I'm careful how I word things. Even if it's just a passing comment. Instead of saying to people "I like your shirt or that sweater is really pretty", I say "you look so pretty in that color or that sweater brings out the pretty color in your eyes." I don't lie or make something up but when you look at people expecting to see something good, you can always find something. Way too many Christians always see how other Christians are different from them and become judgemental. That being said, I am always honest even if I know the person might not like what I have to say but because they asked and I've built a bridge with them, I can usually say it without a major mishap.
I don't give my opinion unless I'm asked for it. So many times people will say to me, "why didn't you say something sooner?" And I tell them "because you didn't ask." I have lots of opinions that have never crossed my lips that could have saved people from a lot of heartache, but I've found that interjecting my opinion when it's not asked for is usually like spitting in a fan. It ends up in my face along with the fly it picked up on it's way back to me. It also gives others the impression that I have way too high an opinion of myself, so they just tune me out or tell me to "shut up". What's scary is that usually, in these cases, I do have too high an opinion of my opinions and need to show some humility and grace myself. I have learned the valuable lesson of praying for people when God allows me to see something in their lives. I only say something if God lets me know in no uncertain terms that I should and provides me with what I am to say.

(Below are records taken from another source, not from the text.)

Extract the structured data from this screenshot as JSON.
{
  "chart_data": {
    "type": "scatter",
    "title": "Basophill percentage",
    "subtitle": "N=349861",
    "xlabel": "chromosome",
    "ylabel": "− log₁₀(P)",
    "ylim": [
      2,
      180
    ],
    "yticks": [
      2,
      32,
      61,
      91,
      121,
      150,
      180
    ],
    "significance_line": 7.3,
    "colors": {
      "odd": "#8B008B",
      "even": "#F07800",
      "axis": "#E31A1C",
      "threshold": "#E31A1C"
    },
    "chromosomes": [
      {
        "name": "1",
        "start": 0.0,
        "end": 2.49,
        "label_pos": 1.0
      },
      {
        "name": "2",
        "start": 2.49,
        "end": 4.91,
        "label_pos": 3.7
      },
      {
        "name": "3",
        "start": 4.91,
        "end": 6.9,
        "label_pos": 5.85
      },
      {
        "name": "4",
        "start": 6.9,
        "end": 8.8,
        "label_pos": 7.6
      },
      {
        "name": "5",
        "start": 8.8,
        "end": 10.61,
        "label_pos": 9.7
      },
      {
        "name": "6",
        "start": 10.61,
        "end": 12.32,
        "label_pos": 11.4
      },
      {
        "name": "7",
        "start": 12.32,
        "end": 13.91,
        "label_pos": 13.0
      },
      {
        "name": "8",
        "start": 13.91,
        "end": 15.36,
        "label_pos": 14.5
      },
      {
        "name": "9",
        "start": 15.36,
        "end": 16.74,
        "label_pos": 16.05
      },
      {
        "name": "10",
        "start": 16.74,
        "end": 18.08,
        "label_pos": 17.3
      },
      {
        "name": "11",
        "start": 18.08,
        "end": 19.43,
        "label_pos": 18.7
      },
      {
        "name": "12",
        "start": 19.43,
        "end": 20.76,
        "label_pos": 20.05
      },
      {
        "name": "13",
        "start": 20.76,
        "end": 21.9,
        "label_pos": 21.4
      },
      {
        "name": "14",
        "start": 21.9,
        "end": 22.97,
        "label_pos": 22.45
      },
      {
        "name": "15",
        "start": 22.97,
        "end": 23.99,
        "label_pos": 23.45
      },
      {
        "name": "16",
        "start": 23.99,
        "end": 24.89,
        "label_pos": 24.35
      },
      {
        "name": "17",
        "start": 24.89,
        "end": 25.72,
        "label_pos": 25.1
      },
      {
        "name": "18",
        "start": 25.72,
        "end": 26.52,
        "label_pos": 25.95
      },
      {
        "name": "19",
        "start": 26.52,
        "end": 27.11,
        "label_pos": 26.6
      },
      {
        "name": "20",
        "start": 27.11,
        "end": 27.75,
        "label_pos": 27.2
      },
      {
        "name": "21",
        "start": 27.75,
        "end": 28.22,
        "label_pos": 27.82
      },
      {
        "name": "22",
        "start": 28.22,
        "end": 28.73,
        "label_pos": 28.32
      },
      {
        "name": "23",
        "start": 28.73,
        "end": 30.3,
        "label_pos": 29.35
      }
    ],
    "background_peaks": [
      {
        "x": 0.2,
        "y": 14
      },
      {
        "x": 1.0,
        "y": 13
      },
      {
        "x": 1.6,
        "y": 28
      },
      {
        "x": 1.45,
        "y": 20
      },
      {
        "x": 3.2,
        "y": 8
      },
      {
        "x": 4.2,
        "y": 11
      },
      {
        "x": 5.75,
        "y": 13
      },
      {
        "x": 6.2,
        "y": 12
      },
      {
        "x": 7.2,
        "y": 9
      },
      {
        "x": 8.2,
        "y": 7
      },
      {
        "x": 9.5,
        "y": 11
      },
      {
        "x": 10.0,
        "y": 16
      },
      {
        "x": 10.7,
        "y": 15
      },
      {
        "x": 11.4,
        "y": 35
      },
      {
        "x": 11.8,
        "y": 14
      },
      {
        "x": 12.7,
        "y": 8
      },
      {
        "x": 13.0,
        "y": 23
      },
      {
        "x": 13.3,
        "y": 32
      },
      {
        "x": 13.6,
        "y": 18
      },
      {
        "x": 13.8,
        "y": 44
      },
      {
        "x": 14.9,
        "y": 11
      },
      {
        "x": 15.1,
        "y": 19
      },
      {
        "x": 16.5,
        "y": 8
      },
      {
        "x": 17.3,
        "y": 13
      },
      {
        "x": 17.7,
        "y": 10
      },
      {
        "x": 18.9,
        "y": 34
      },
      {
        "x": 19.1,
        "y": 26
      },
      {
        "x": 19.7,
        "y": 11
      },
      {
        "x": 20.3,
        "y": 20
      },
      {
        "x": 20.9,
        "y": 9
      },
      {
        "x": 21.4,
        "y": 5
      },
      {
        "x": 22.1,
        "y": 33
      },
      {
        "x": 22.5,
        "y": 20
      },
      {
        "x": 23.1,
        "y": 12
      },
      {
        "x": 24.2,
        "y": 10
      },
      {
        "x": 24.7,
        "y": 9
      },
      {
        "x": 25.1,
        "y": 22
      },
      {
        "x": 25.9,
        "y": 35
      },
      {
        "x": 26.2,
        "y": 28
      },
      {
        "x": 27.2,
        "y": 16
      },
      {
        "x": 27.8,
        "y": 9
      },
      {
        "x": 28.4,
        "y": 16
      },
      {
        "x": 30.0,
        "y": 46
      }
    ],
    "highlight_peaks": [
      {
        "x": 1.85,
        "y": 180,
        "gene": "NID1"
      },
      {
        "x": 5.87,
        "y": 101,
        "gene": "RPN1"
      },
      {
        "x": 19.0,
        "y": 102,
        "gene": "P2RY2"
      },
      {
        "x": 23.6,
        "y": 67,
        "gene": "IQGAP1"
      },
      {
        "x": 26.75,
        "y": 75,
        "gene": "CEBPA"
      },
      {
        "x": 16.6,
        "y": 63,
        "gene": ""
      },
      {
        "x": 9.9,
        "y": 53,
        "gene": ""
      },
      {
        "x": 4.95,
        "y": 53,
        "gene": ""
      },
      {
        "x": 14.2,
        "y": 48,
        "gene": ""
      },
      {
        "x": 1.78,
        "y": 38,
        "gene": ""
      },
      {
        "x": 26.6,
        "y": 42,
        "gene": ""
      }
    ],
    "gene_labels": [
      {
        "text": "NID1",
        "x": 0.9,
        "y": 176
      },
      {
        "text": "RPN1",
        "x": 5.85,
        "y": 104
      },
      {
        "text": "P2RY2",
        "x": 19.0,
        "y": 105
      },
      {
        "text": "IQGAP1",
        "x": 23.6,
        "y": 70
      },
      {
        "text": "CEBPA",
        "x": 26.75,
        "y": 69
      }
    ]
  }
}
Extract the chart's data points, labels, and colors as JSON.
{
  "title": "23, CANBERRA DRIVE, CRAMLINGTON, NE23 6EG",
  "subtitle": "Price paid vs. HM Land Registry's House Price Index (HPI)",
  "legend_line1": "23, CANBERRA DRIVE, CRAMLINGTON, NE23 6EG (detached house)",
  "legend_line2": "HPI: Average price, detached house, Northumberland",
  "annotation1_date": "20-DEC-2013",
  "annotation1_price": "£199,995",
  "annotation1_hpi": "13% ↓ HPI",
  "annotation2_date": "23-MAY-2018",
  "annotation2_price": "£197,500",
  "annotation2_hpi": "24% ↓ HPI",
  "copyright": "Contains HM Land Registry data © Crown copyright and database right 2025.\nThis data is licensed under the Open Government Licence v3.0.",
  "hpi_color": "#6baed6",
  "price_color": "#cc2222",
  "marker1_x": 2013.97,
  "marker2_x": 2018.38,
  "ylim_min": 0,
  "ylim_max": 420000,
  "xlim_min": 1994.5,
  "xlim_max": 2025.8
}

By then He has plowed their hearts and they are ready to receive sound advice and constructive criticism.
Of course, there are those moments when I engage my mouth before my brain and I end up trying to grab my words out of the air before they hit the listener's ears. That's just imperfect me. I occasionally blunder through life with as much zeal as a kid at Christmas, but without wisdom.
Matthew 12:36 says "But I say unto you, That every idle word that men shall speak, they shall give account thereof in the day of judgment." Idle means slow, useless, barren or unprofitable. Unprofitable for whom?
Matthew 12:37 For by thy words thou shalt be justified, and by thy words thou shalt be condemned. "
So our words either give life and build up or give death and tear down. I don't see any neutral ones mentioned. And from the looks of this verse, it affects me as much as others.
My kids are notorious "kidders". But I tell them all the time that "unless the person you are kidding knows you're kidding AND is laughing, it's not kidding." I always tell them that if a person wants to tell of something silly they did so that everyone can laugh, it's up to them, not to us to expose their humiliation. It's true that sometimes they laugh, but it's only because they're embarrassed, not because they think it's so funny. This doesn't endear people to us at all. Love covers, it doesn't expose. Most "exposers" who use the experiences of others in this way are only trying to make themselves look better because of insecurity. The "good ole saying" that says "if you can't say something nice, don't say anything at all" fits here. And if you have to say something negative, say it in private like the Bible instructs!
So, let me ask you. Are you an encourager or a discourager?